Rhetoric is an academic study of how people used their words to influence the audience.
A rhetorical analysis is a form of essay, an academic paper that breaks the original work into parts and argues how they work together, what effect they have on the reader, etc.
It doesn’t even have to be content in a written form. You might be assigned to conduct a rhetorical analysis on an advertisement, a cartoon, or even a speech.
Don’t Know How to Write It?
A rhetorical analysis is not a simple task – and it can take a lot of time. It just has the main structure of an essay, but the entire principle on which it is based, as well as how you handle the content is far more challenging.
If you don’t know how to approach this, you can get some writing help and inspiration by reading a rhetorical analysis essay example. These are free to use and will show you exactly how to craft this type of assignment.
If you are ready to get started on your analytical essay, you might also benefit from our guide. Follow these steps to write a rhetorical analysis as an expert writer.
Step 1: Look for the Key Elements Used in Rhetoric
A rhetoric analysis is an art of looking at arguments, texts, speeches, and other form of content and discussing how they are designed and what effect they have on the audience.
If you want to write a great analysis, you need to analyze these key elements in your writing:
Appeals refer to how the author of the content convinces the audience. There are three forms of appeal in rhetoric according to Aristotle – logos, ethos, and pathos. Logos refers to the use of arguments to persuade.
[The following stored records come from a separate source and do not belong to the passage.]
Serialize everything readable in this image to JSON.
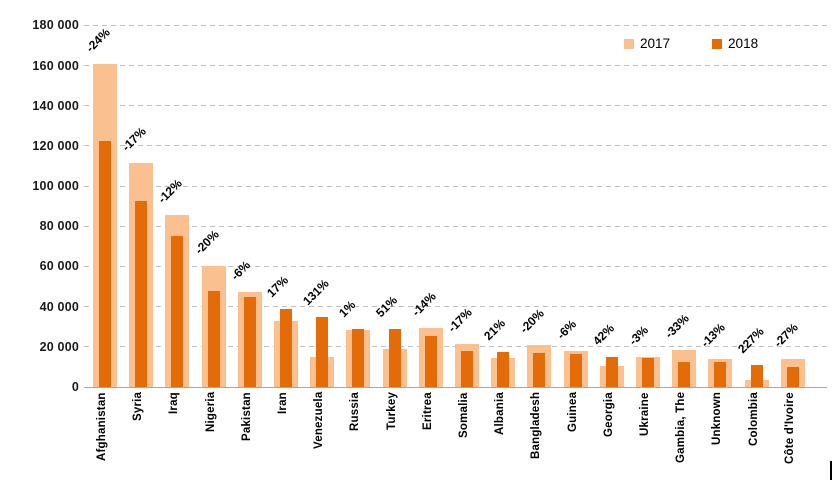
{
  "chart_data": {
    "type": "bar",
    "title": "",
    "xlabel": "",
    "ylabel": "",
    "categories": [
      "Afghanistan",
      "Syria",
      "Iraq",
      "Nigeria",
      "Pakistan",
      "Iran",
      "Venezuela",
      "Russia",
      "Turkey",
      "Eritrea",
      "Somalia",
      "Albania",
      "Bangladesh",
      "Guinea",
      "Georgia",
      "Ukraine",
      "Gambia, The",
      "Unknown",
      "Colombia",
      "Côte d'Ivoire"
    ],
    "series": [
      {
        "name": "2017",
        "color": "#FAC090",
        "values": [
          161000,
          111500,
          85500,
          60000,
          47500,
          33000,
          15000,
          28500,
          19000,
          29500,
          21500,
          14500,
          21000,
          17700,
          10500,
          15000,
          18300,
          14200,
          3400,
          14000
        ]
      },
      {
        "name": "2018",
        "color": "#E36C09",
        "values": [
          122400,
          92800,
          75400,
          48000,
          44700,
          38600,
          34650,
          28800,
          28700,
          25400,
          17850,
          17550,
          16800,
          16650,
          14900,
          14600,
          12300,
          12350,
          11100,
          10200
        ]
      }
    ],
    "pct_change_labels": [
      "-24%",
      "-17%",
      "-12%",
      "-20%",
      "-6%",
      "17%",
      "131%",
      "1%",
      "51%",
      "-14%",
      "-17%",
      "21%",
      "-20%",
      "-6%",
      "42%",
      "-3%",
      "-33%",
      "-13%",
      "227%",
      "-27%"
    ],
    "ylim": [
      0,
      180000
    ],
    "ytick_step": 20000,
    "ytick_labels": [
      "0",
      "20 000",
      "40 000",
      "60 000",
      "80 000",
      "100 000",
      "120 000",
      "140 000",
      "160 000",
      "180 000"
    ],
    "grid": "horizontal-dashed",
    "legend_position": "top-right",
    "bar_style": "overlapped (narrow 2018 bar centered on wide 2017 bar)"
  },
  "colors": {
    "gridline": "#BFBFBF",
    "axis_line": "#A6A6A6",
    "tick_text": "#1A1A1A",
    "label_text": "#000000"
  }
}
Ethos refers to the author presenting them as an authority in the subject they write in. Pathos attempts to evoke emotions in the audience and includes elements like passionate speaking, vivid imagery, etc.
- Claims, warrants and supports
When you look at the piece, you should also search for these three elements. Every argument in a piece needs to be built up with these. It starts with a claim, which is an idea that the author wants to persuade the reader to believe. The second is a support, which is what they use to back up the claims. Finally there’s the warrant, which refers to the assumption or logic that connects a claim with a support.
Step 2: Analyze the Content in Detail
Your paper cannot solely list the elements. You need to analyze everything in the content to write a good rhetorical analysis.
This is the hardest part of this task. You need to analyze the content over and over again, and the different essay styles do not make this easy. If this is more than you can handle, there’s another resource of analytical essay examples and help you can use.
You can get your analytical essay prepared by an expert that will take over the entire task, and once they deliver the content, you can learn how this is done by checking their work.
Generally speaking, analyzing the content starts with asking the right questions. Look for the answers of questions such as:
- What’s the purpose of the content? What did the author want to achieve?
- Do they only use a narrow topic or do they spread their reach to various topics?
- What’s the tone in the writing? Is it formal or informal? Is it authoritative or personal?
- What do you think is the intended audience? Did the writer use some elements to convince, persuade, appeal to their emotions, etc.?
- What kind of evidence can be found in the content?
Step 3: Write the Paper
At this point, you’ve probably spent a solid amount of time gathering notes and information to use in your writing. Put them in front of you, organize them into an outline, and start writing.
This paper has the same structure as any other essay:
- Introduction. Tell the reader what piece of content you’ll be analyzing, provide background information about the piece, and share your thesis statement.
- Body. Divide this into paragraphs that you’ll connect. Each paragraph should be focused on a different element, but they should contribute to the thesis statement and overall argument you have set. In this part of the essay, write down the key elements and discuss them in detail.
- Conclusion. Wrap up the paper by restating your arguments and thesis statement and, if possible, link your analysis with broader concerns.
There you have it – a short guide on how to write a great rhetorical analysis!
Don’t let the number of steps trick you into believing this is very easy. A rhetorical analysis takes time and effort, so make sure to start on time!